Everything we experience as beautiful is a projection of something we long for — a fragmentary fulfilment of our existential longing, every artist makes what they make out of the raw material of longing, conscious of it in varying degrees, codified in various forms.

Nick Cave notes: "All my songs are written from a place of spiritual yearning, because that is the place that I permanently inhabit. To me, personally, this place feels charged, creative and full of potential. Songs have the capacity to be revealing, acutely so.

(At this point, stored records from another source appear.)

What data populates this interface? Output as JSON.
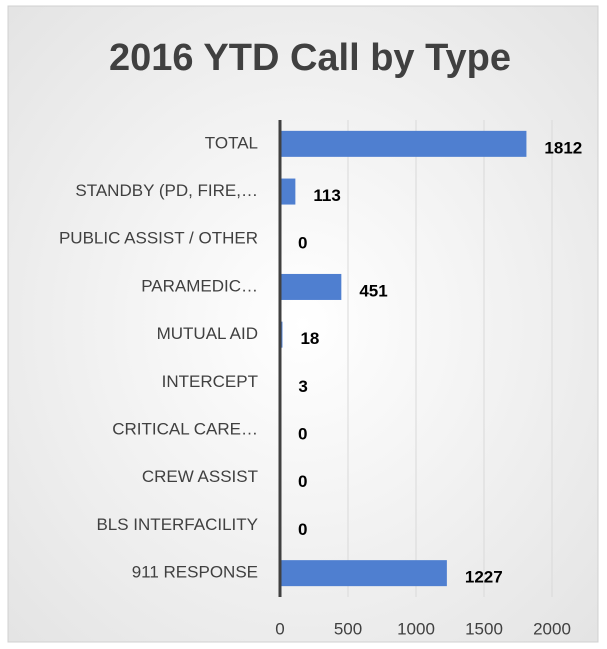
{
  "chart_data": {
    "type": "bar",
    "orientation": "horizontal",
    "title": "2016 YTD Call by Type",
    "categories": [
      "TOTAL",
      "STANDBY (PD, FIRE,…",
      "PUBLIC ASSIST / OTHER",
      "PARAMEDIC…",
      "MUTUAL AID",
      "INTERCEPT",
      "CRITICAL CARE…",
      "CREW ASSIST",
      "BLS INTERFACILITY",
      "911 RESPONSE"
    ],
    "values": [
      1812,
      113,
      0,
      451,
      18,
      3,
      0,
      0,
      0,
      1227
    ],
    "color": "#4f7fd0",
    "xlim": [
      0,
      2000
    ],
    "xticks": [
      0,
      500,
      1000,
      1500,
      2000
    ],
    "grid": true
  }
}
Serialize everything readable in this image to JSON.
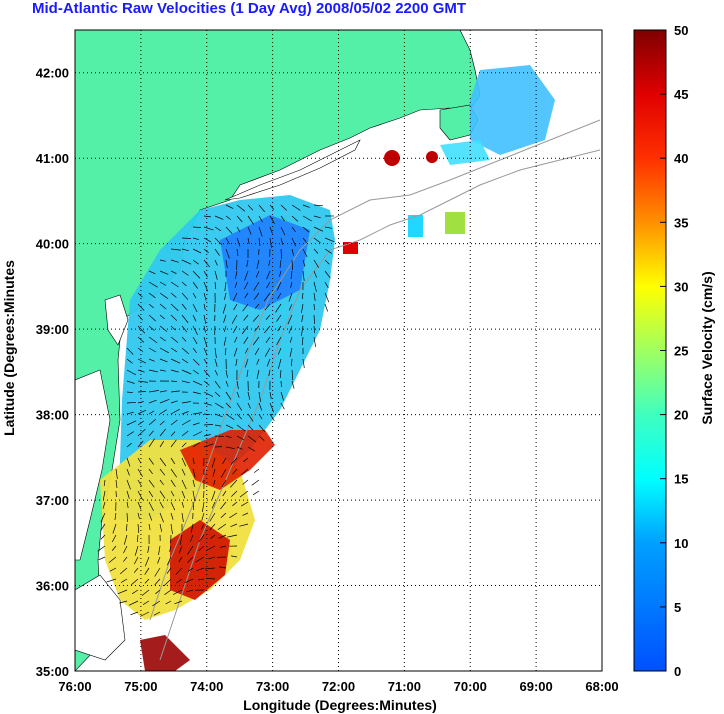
{
  "title": "Mid-Atlantic Raw Velocities (1 Day Avg) 2008/05/02 2200 GMT",
  "chart_data": {
    "type": "heatmap",
    "xlabel": "Longitude (Degrees:Minutes)",
    "ylabel": "Latitude (Degrees:Minutes",
    "x_ticks": [
      "76:00",
      "75:00",
      "74:00",
      "73:00",
      "72:00",
      "71:00",
      "70:00",
      "69:00",
      "68:00"
    ],
    "y_ticks": [
      "35:00",
      "36:00",
      "37:00",
      "38:00",
      "39:00",
      "40:00",
      "41:00",
      "42:00"
    ],
    "xlim": [
      -76,
      -68
    ],
    "ylim": [
      35,
      42.5
    ],
    "grid": true,
    "colorbar": {
      "label": "Surface Velocity (cm/s)",
      "ticks": [
        "0",
        "5",
        "10",
        "15",
        "20",
        "25",
        "30",
        "35",
        "40",
        "45",
        "50"
      ],
      "range": [
        0,
        50
      ]
    },
    "colors": {
      "land": "#55f0a8",
      "water": "#ffffff",
      "title": "#1a1aff"
    }
  }
}
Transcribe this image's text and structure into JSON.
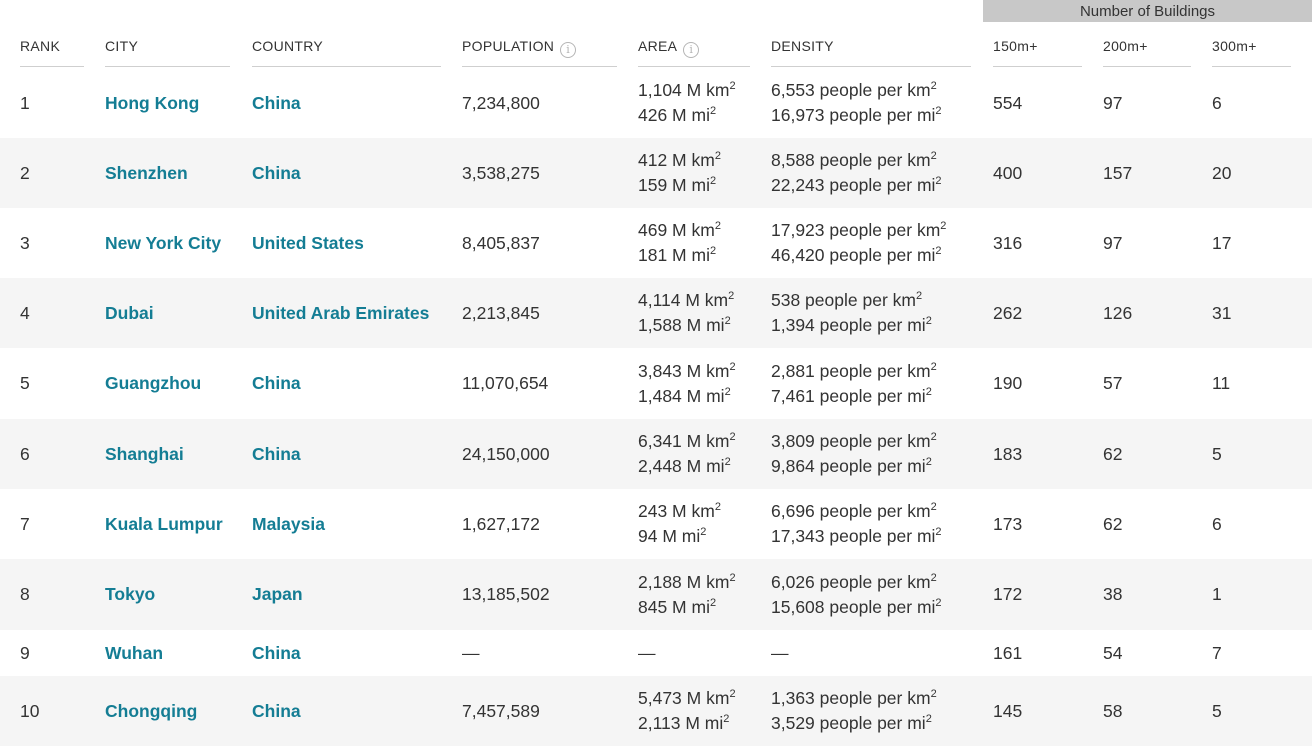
{
  "group_header": "Number of Buildings",
  "headers": {
    "rank": "RANK",
    "city": "CITY",
    "country": "COUNTRY",
    "population": "POPULATION",
    "area": "AREA",
    "density": "DENSITY",
    "b150": "150m+",
    "b200": "200m+",
    "b300": "300m+"
  },
  "rows": [
    {
      "rank": "1",
      "city": "Hong Kong",
      "country": "China",
      "population": "7,234,800",
      "area_km": "1,104 M km",
      "area_mi": "426 M mi",
      "density_km": "6,553 people per km",
      "density_mi": "16,973 people per mi",
      "b150": "554",
      "b200": "97",
      "b300": "6"
    },
    {
      "rank": "2",
      "city": "Shenzhen",
      "country": "China",
      "population": "3,538,275",
      "area_km": "412 M km",
      "area_mi": "159 M mi",
      "density_km": "8,588 people per km",
      "density_mi": "22,243 people per mi",
      "b150": "400",
      "b200": "157",
      "b300": "20"
    },
    {
      "rank": "3",
      "city": "New York City",
      "country": "United States",
      "population": "8,405,837",
      "area_km": "469 M km",
      "area_mi": "181 M mi",
      "density_km": "17,923 people per km",
      "density_mi": "46,420 people per mi",
      "b150": "316",
      "b200": "97",
      "b300": "17"
    },
    {
      "rank": "4",
      "city": "Dubai",
      "country": "United Arab Emirates",
      "population": "2,213,845",
      "area_km": "4,114 M km",
      "area_mi": "1,588 M mi",
      "density_km": "538 people per km",
      "density_mi": "1,394 people per mi",
      "b150": "262",
      "b200": "126",
      "b300": "31"
    },
    {
      "rank": "5",
      "city": "Guangzhou",
      "country": "China",
      "population": "11,070,654",
      "area_km": "3,843 M km",
      "area_mi": "1,484 M mi",
      "density_km": "2,881 people per km",
      "density_mi": "7,461 people per mi",
      "b150": "190",
      "b200": "57",
      "b300": "11"
    },
    {
      "rank": "6",
      "city": "Shanghai",
      "country": "China",
      "population": "24,150,000",
      "area_km": "6,341 M km",
      "area_mi": "2,448 M mi",
      "density_km": "3,809 people per km",
      "density_mi": "9,864 people per mi",
      "b150": "183",
      "b200": "62",
      "b300": "5"
    },
    {
      "rank": "7",
      "city": "Kuala Lumpur",
      "country": "Malaysia",
      "population": "1,627,172",
      "area_km": "243 M km",
      "area_mi": "94 M mi",
      "density_km": "6,696 people per km",
      "density_mi": "17,343 people per mi",
      "b150": "173",
      "b200": "62",
      "b300": "6"
    },
    {
      "rank": "8",
      "city": "Tokyo",
      "country": "Japan",
      "population": "13,185,502",
      "area_km": "2,188 M km",
      "area_mi": "845 M mi",
      "density_km": "6,026 people per km",
      "density_mi": "15,608 people per mi",
      "b150": "172",
      "b200": "38",
      "b300": "1"
    },
    {
      "rank": "9",
      "city": "Wuhan",
      "country": "China",
      "population": "—",
      "area_km": "—",
      "area_mi": "",
      "density_km": "—",
      "density_mi": "",
      "b150": "161",
      "b200": "54",
      "b300": "7"
    },
    {
      "rank": "10",
      "city": "Chongqing",
      "country": "China",
      "population": "7,457,589",
      "area_km": "5,473 M km",
      "area_mi": "2,113 M mi",
      "density_km": "1,363 people per km",
      "density_mi": "3,529 people per mi",
      "b150": "145",
      "b200": "58",
      "b300": "5"
    }
  ]
}
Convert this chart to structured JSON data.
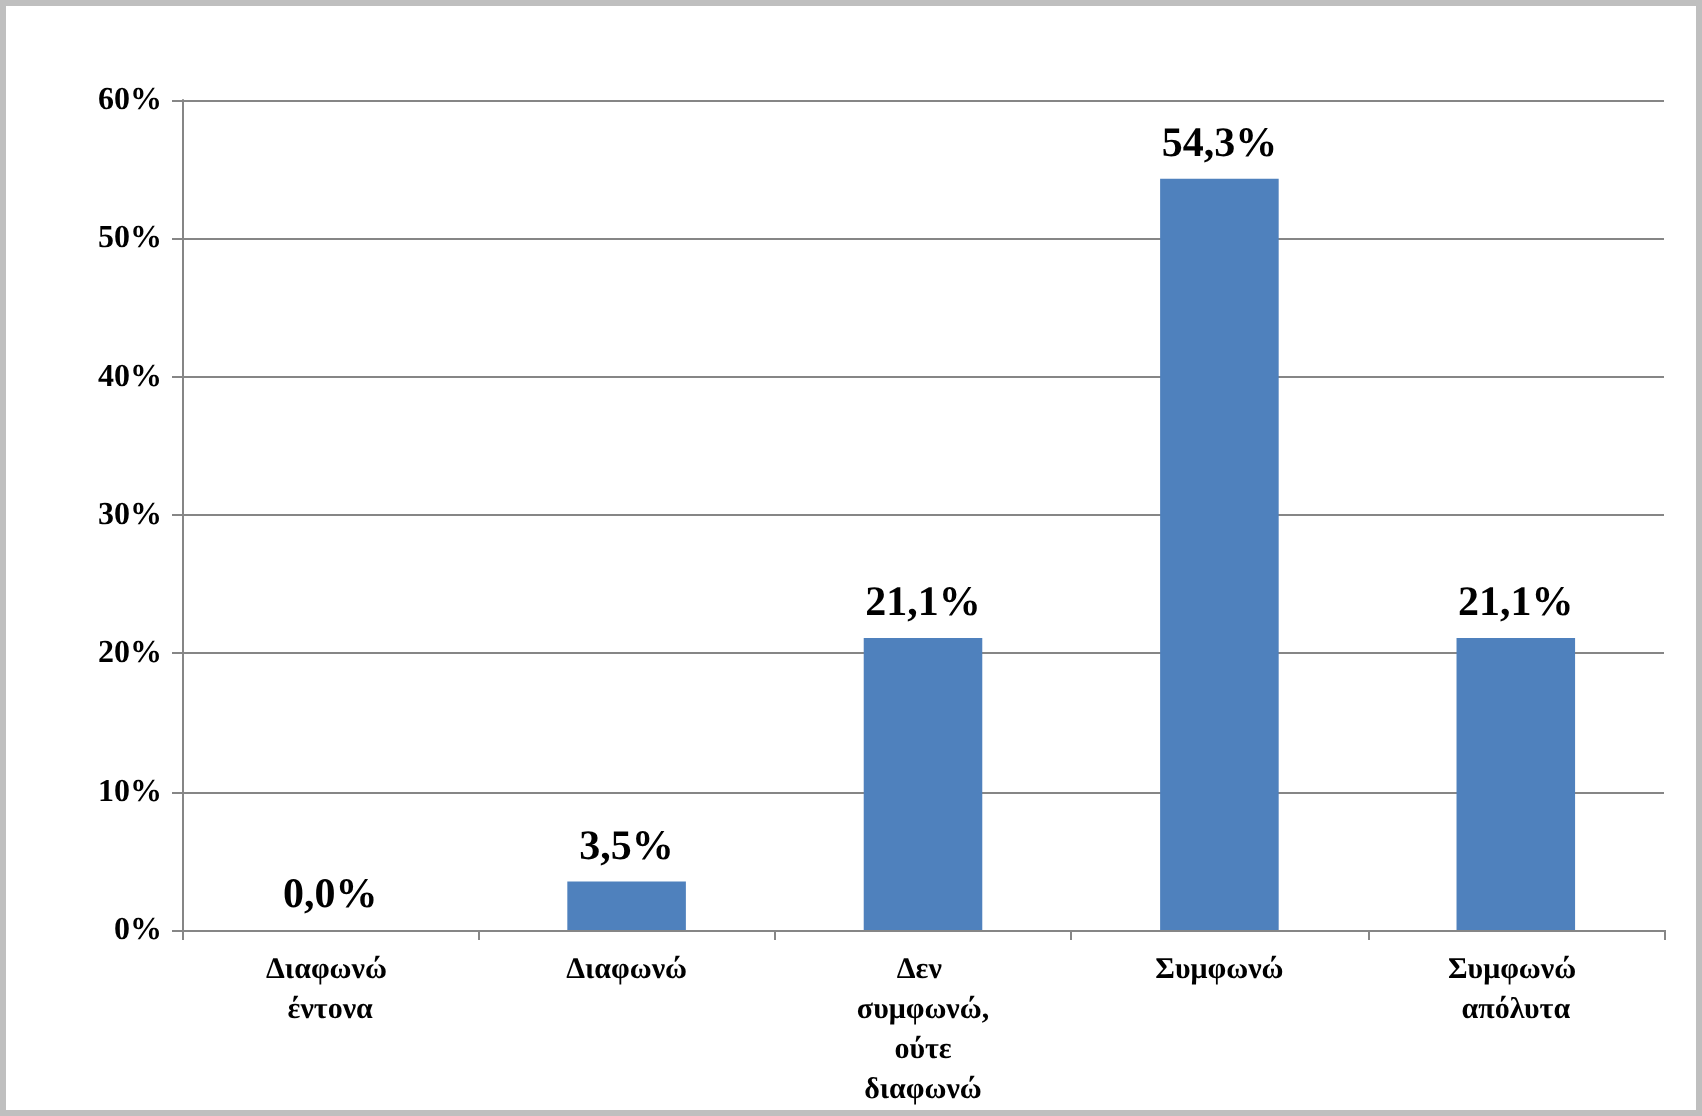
{
  "chart_data": {
    "type": "bar",
    "categories": [
      "Διαφωνώ έντονα",
      "Διαφωνώ",
      "Δεν συμφωνώ, ούτε διαφωνώ",
      "Συμφωνώ",
      "Συμφωνώ απόλυτα"
    ],
    "values": [
      0,
      3.5,
      21.1,
      54.3,
      21.1
    ],
    "value_labels": [
      "0,0%",
      "3,5%",
      "21,1%",
      "54,3%",
      "21,1%"
    ],
    "color": "#4f81bd",
    "ylim": [
      0,
      60
    ],
    "yticks": [
      {
        "value": 0,
        "label": "0%"
      },
      {
        "value": 10,
        "label": "10%"
      },
      {
        "value": 20,
        "label": "20%"
      },
      {
        "value": 30,
        "label": "30%"
      },
      {
        "value": 40,
        "label": "40%"
      },
      {
        "value": 50,
        "label": "50%"
      },
      {
        "value": 60,
        "label": "60%"
      }
    ],
    "grid": "y"
  }
}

"My experience of creating music and writing songs is finding enormous strength through vulnerability. You’re being open to whatever happens, including failure and shame. There’s certainly a vulnerability to that, and an incredible freedom… To be truly vulnerable is to exist adjacent to collapse or obliteration. In that place we can feel extraordinarily alive and receptive to all sorts of things, creatively and spiritually."

Faith, Hope and Carnage is a joy in its wide-roaming entirety. Turn to Nick Cave on song writing which he sees as the remedy for despair, and art as an instrument of self-forgiveness.